結果:15件のRCTから合計61,898人の患者が組み入れられた。クロピドグレルが参照治療として使用された。ガイド付きアプローチは、全出血(IRR 1.22、95%CI 0.96〜1.55)において有意なトレードオフなしに、MACE減少(IRR 0.80、95%CI 0.65〜0.98)と関連する唯一の戦略であった。ガイド付きアプローチとプラスグレルは、心筋梗塞の減少と関連していた。ガイド付きアプローチ、プラスグレル、チカグレロルは、ステント血栓症の減少と関連していた。チカグレロルは総死亡率および心血管系死亡率の低下とも関連していた。プラスグレルは大出血の増加と関連していた。プラスグレルとチカグレロルは、小出血の増加と関連していた。脳卒中の発生率は治療間で差はなかった。
結論:ACS患者において、強力なP2Y12阻害薬(プラスグレルまたはチカグレロル)をルーチンに選択するのと比較して、P2Y12阻害薬のガイド付き選択は、安全性と有効性のバランスが最も良好である。これらの知見は、ACS患者におけるP2Y12阻害薬の選択において、ガイド付きアプローチをより広く採用することを支持するものです。
試験登録番号:本試験はPROSPEROに登録されている(CRD42021258603)。
キー・クエスチョン:血小板機能検査や遺伝子検査を用いたP2Y12阻害薬のガイド付き選択は、経皮的冠動脈インターベンションを受けている患者の転帰を改善する。しかし、急性冠症候群における強力なP2Y12阻害薬の選択について、ガイド付きとルーチンでの安全性と有効性の比較はまだ検討されていない。

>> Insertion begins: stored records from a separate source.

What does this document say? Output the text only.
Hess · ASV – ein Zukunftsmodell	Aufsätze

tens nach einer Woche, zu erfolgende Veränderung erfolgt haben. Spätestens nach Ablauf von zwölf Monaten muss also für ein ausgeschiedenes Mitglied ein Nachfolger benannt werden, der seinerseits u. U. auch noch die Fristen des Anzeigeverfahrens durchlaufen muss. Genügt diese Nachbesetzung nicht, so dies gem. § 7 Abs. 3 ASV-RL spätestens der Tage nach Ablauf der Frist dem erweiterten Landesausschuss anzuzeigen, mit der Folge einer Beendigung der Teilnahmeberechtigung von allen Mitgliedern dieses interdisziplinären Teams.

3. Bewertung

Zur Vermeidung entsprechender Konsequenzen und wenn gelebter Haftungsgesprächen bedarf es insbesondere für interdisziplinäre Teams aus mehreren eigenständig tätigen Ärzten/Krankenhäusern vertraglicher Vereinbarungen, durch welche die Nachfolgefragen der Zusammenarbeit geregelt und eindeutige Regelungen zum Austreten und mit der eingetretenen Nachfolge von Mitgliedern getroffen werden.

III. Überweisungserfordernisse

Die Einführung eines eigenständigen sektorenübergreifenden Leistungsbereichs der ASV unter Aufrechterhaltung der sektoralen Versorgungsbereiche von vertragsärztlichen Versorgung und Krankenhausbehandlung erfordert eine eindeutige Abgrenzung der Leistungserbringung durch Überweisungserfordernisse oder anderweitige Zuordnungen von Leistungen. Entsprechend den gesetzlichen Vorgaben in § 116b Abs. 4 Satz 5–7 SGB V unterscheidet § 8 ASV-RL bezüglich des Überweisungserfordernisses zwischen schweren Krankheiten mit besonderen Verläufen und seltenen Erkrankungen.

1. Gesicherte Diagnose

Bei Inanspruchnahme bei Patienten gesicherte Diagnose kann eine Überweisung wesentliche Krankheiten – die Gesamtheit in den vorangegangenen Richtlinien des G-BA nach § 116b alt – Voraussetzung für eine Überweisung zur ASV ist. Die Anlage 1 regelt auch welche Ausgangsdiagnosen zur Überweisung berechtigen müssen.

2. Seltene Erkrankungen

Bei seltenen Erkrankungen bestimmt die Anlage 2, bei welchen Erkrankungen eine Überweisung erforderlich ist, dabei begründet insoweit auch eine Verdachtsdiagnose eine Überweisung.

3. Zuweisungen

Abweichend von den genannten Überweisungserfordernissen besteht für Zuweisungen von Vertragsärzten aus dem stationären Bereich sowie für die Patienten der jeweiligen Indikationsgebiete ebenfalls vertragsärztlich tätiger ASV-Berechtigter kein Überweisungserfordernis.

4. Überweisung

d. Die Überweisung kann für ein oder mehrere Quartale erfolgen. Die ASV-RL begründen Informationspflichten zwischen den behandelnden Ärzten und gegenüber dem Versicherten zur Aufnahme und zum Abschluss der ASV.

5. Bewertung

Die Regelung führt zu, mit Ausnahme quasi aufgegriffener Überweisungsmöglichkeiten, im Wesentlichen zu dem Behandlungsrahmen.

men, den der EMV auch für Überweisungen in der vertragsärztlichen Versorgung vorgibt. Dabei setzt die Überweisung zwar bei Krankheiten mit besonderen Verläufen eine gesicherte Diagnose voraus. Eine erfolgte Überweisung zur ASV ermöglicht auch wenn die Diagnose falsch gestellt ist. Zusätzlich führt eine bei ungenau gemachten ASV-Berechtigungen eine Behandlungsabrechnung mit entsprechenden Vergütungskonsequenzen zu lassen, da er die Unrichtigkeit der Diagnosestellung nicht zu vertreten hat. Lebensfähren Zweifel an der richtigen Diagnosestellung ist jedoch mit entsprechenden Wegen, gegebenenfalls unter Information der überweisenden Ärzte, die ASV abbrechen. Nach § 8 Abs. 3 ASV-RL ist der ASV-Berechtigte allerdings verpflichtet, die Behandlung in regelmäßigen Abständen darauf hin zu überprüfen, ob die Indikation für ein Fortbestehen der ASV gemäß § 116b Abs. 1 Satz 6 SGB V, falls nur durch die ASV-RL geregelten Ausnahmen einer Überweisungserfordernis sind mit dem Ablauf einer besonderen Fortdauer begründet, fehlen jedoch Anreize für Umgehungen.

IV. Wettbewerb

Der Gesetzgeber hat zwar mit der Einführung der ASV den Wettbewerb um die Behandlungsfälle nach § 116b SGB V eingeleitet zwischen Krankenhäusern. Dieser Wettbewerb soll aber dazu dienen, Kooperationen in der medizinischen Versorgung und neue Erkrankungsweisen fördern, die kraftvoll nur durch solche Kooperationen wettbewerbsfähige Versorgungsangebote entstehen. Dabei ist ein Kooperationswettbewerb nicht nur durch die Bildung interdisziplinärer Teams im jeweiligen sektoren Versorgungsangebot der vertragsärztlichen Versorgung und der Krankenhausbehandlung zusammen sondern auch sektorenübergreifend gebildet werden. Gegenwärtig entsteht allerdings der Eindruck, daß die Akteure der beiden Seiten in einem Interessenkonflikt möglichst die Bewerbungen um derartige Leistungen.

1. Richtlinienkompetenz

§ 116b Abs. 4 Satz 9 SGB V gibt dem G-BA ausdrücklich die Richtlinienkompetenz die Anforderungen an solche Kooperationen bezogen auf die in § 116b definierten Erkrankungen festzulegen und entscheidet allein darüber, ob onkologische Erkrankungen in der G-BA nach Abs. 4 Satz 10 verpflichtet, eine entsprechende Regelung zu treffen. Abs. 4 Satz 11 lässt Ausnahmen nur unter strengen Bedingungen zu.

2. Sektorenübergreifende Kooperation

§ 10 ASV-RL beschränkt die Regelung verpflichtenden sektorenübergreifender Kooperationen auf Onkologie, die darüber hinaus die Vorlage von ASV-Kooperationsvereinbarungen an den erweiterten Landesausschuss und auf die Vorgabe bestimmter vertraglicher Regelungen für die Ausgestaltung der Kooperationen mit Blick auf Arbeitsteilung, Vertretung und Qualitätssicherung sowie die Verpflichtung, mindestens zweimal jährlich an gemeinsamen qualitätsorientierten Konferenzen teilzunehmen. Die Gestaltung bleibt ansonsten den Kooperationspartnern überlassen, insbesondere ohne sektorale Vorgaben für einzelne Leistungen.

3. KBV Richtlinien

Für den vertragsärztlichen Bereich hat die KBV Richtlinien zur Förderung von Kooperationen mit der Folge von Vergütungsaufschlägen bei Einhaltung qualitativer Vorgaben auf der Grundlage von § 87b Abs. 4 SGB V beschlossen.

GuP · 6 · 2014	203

主要な知見:クロピドグレルを基準として、利用可能なすべてのエビデンスを含む包括的なネットワークメタ解析において、ガイド付きアプローチは、出血の有意なトレードオフなしに主要な有害心血管イベントの減少に関連する唯一の戦略であった。プラスグレルとチカグレロルは出血を増加させ、チカグレロルだけが死亡率を減少させた。
メッセージ:P2Y12阻害薬のガイド付き選択は、安全性と有効性のバランスを最も良くする戦略である。これらの知見は、急性冠症候群患者におけるP2Y12阻害薬のガイド付き治療の幅広い採用を支持するものである。
キーワード:急性冠症候群、抗血小板療法、クロピドグレル、遺伝子検査、P2Y12阻害剤、血小板機能、プラスグレル、チカグレロル
引用文献
Comparative effects of guided vs. potent P2Y12 inhibitor therapy in acute coronary syndrome: a network meta-analysis of 61 898 patients from 15 randomized trials
Mattia Galli et al. PMID: 34918066 DOI: 10.1093/eurheartj/ehab836
Eur Heart J. 2021 Dec 16;ehab836. doi: 10.1093/eurheartj/ehab836. Online ahead of print.